128. Cette nostalgique combe des deux St. Michel
C'était en décembre 2002, au Grand St. Michel
    Qui la connaît, cachée derrière la côte au pied de laquelle les bagnoles roulent à plein tube pour gagner le village de l'Abbaye dès le rond point du Mont-du-Lac ? Pas grand monde probablement, et c'est sans importance.
    C'est là-bas un vaste territoire agricole, du beau terrain, sur lequel se découvrent deux anciennes fermes, le Petit St. Michel, juste au-dessus de l'Abbaye, et le Grand St. Michel, au milieu de la Combe, ce dernier site depuis longtemps dévolu à l'économie alpestre.

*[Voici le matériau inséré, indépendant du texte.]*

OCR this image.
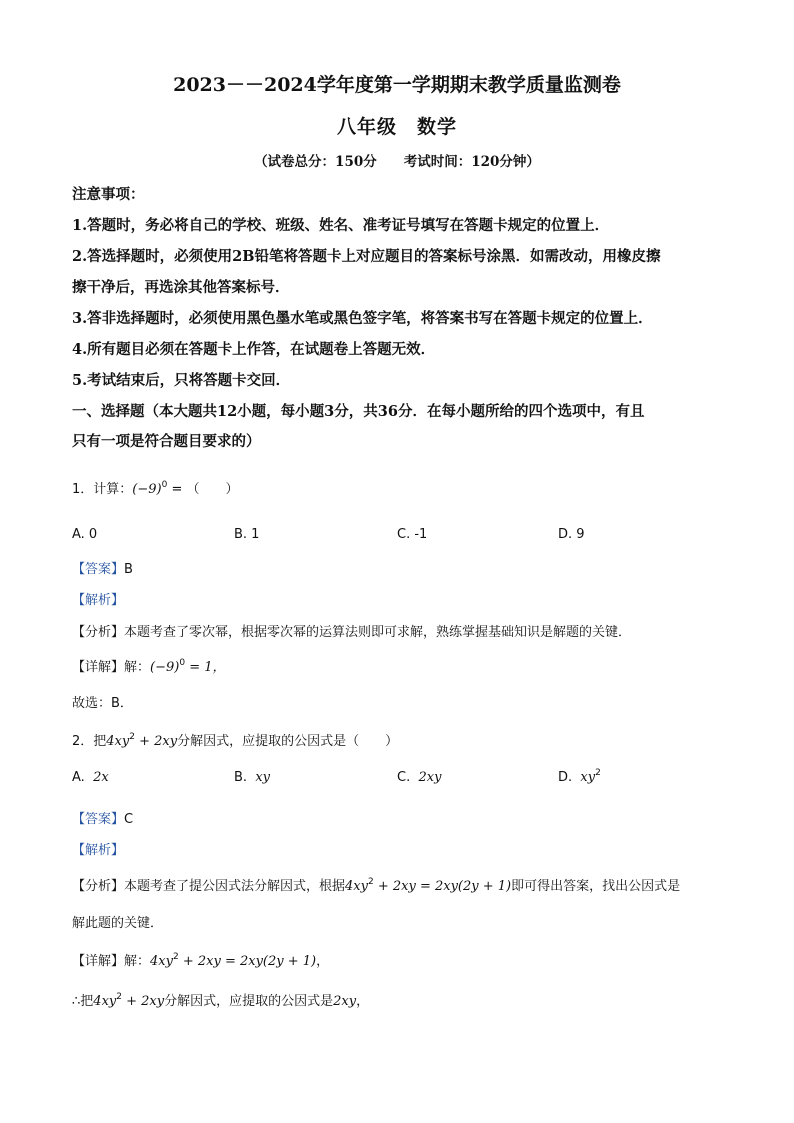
2023－－2024学年度第一学期期末教学质量监测卷
八年级　数学
（试卷总分：150分　　考试时间：120分钟）
注意事项：
1.答题时，务必将自己的学校、班级、姓名、准考证号填写在答题卡规定的位置上．
2.答选择题时，必须使用2B铅笔将答题卡上对应题目的答案标号涂黑．如需改动，用橡皮擦
擦干净后，再选涂其他答案标号．
3.答非选择题时，必须使用黑色墨水笔或黑色签字笔，将答案书写在答题卡规定的位置上．
4.所有题目必须在答题卡上作答，在试题卷上答题无效．
5.考试结束后，只将答题卡交回．
一、选择题（本大题共12小题，每小题3分，共36分．在每小题所给的四个选项中，有且
只有一项是符合题目要求的）
1．计算：$(-9)^0$ = （　　）
A. 0	B. 1	C. -1	D. 9
【答案】B
【解析】
【分析】本题考查了零次幂，根据零次幂的运算法则即可求解，熟练掌握基础知识是解题的关键．
【详解】解：$(-9)^0 = 1$，
故选：B．
2．把$4xy^2 + 2xy$分解因式，应提取的公因式是（　　）
A. 2x	B. xy	C. 2xy	D. $xy^2$
【答案】C
【解析】
【分析】本题考查了提公因式法分解因式，根据$4xy^2 + 2xy = 2xy(2y + 1)$即可得出答案，找出公因式是
解此题的关键．
【详解】解：$4xy^2 + 2xy = 2xy(2y + 1)$，
∴把$4xy^2 + 2xy$分解因式，应提取的公因式是2xy，
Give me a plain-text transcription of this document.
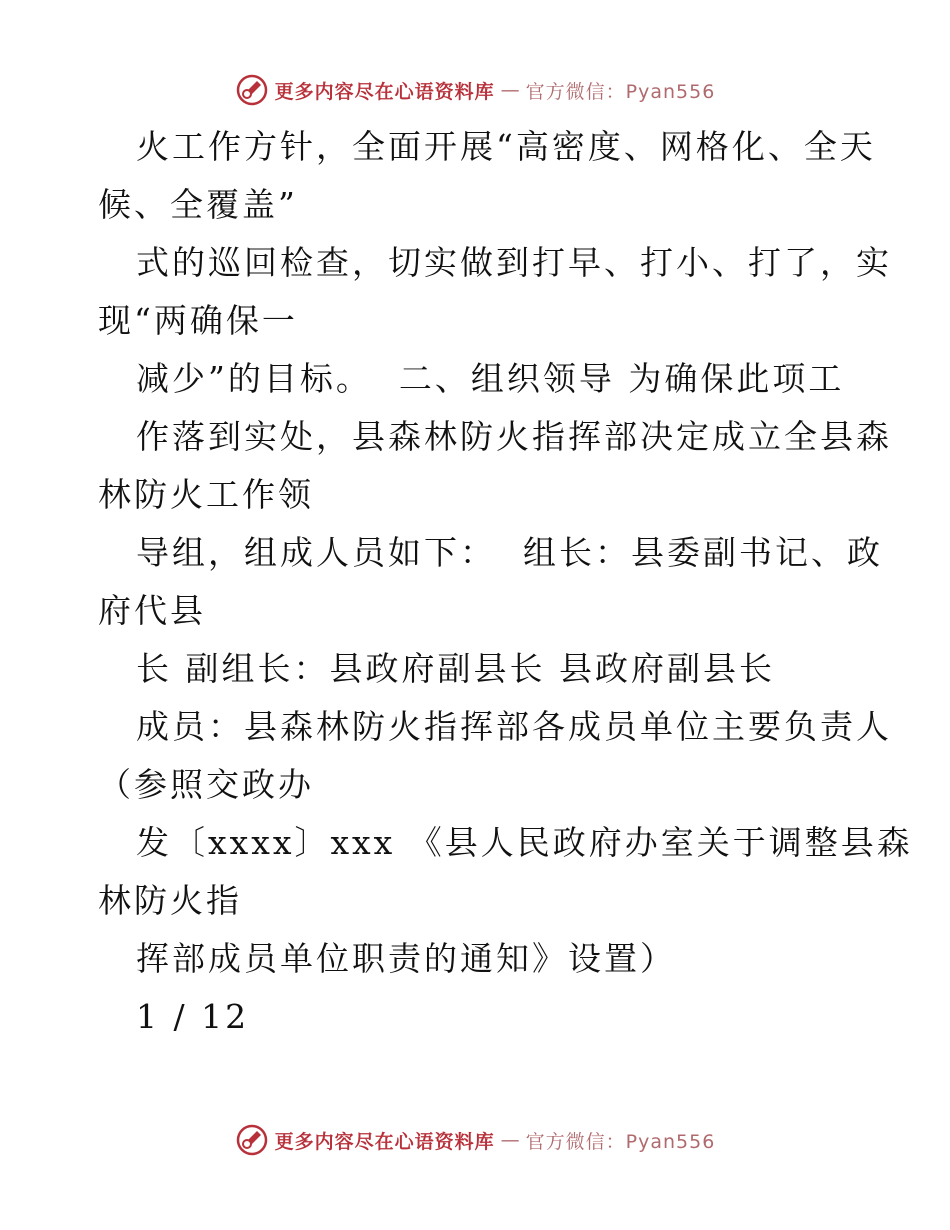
更多内容尽在心语资料库 — 官方微信：Pyan556
火工作方针，全面开展“高密度、网格化、全天
候、全覆盖”
式的巡回检查，切实做到打早、打小、打了，实
现“两确保一
减少”的目标。  二、组织领导 为确保此项工
作落到实处，县森林防火指挥部决定成立全县森
林防火工作领
导组，组成人员如下：  组长：县委副书记、政
府代县
长 副组长：县政府副县长 县政府副县长
成员：县森林防火指挥部各成员单位主要负责人
（参照交政办
发〔xxxx〕xxx 《县人民政府办室关于调整县森
林防火指
挥部成员单位职责的通知》设置）
1 / 12
更多内容尽在心语资料库 — 官方微信：Pyan556
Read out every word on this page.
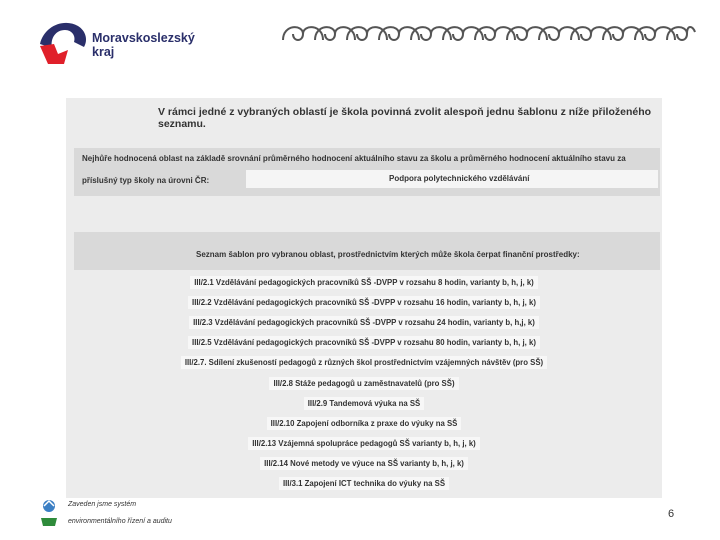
Moravskoslezský
kraj
V rámci jedné z vybraných oblastí je škola povinná zvolit alespoň jednu šablonu z níže přiloženého seznamu.
Nejhůře hodnocená oblast na základě srovnání průměrného hodnocení aktuálního stavu za školu a průměrného hodnocení aktuálního stavu za
Podpora polytechnického vzdělávání
příslušný typ školy na úrovni ČR:
Seznam šablon pro vybranou oblast, prostřednictvím kterých může škola čerpat finanční prostředky:
III/2.1 Vzdělávání pedagogických pracovníků SŠ -DVPP v rozsahu 8 hodin, varianty b, h, j, k)
III/2.2 Vzdělávání pedagogických pracovníků SŠ -DVPP v rozsahu 16 hodin, varianty b, h, j, k)
III/2.3 Vzdělávání pedagogických pracovníků SŠ -DVPP v rozsahu 24 hodin, varianty b, h,j, k)
III/2.5 Vzdělávání pedagogických pracovníků SŠ -DVPP v rozsahu 80 hodin, varianty b, h, j, k)
III/2.7. Sdílení zkušeností pedagogů z různých škol prostřednictvím vzájemných návštěv (pro SŠ)
III/2.8 Stáže pedagogů u zaměstnavatelů (pro SŠ)
III/2.9 Tandemová výuka na SŠ
III/2.10 Zapojení odborníka z praxe do výuky na SŠ
III/2.13 Vzájemná spolupráce pedagogů SŠ varianty b, h, j, k)
III/2.14 Nové metody ve výuce na SŠ varianty b, h, j, k)
III/3.1 Zapojení ICT technika do výuky na SŠ
Zaveden jsme systém
environmentálního řízení a auditu
6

    Mais ce qui retient le plus en ces lieux d'une discrétion exemplaire, et les propriétaires ne doivent pas s'en plaindre, jouissant ici d'une tranquillité pour dire maximale alors qu'il ne sont guère éloignés du village principal,  considérant la distance à vol d'oiseau, c'est la nostalgie de cette vaste combe. Elle respire encore un peu, il semble, l'air du bon vieux temps. On y est non seulement hors du monde, mais aussi hors du temps.
    Ce sont de grandes bâtisses dont la fréquentation ne peut qu'être inversément proportionnelle au volume et au nombre des pièces. Il n'y eut pratiquement jamais d'exception à la règle qui voulut que les fermes isolées fussent toutes abandonnées, les unes après les autres, leurs propriétaires, soit quittant la Vallée pour aller appréhender l'ambiance d'autres lieux, soit pour gagner le village le plus proche ou l'un ou l'autre de la région.
    Dans tous les cas une promenade à St. Michel est toujours impressionnante, qui, pour nous, à chaque fois, nous replonge en plein dans le passé et nous offre de multiples interrogations auxquelles nous n'avons pas su souvent répondre.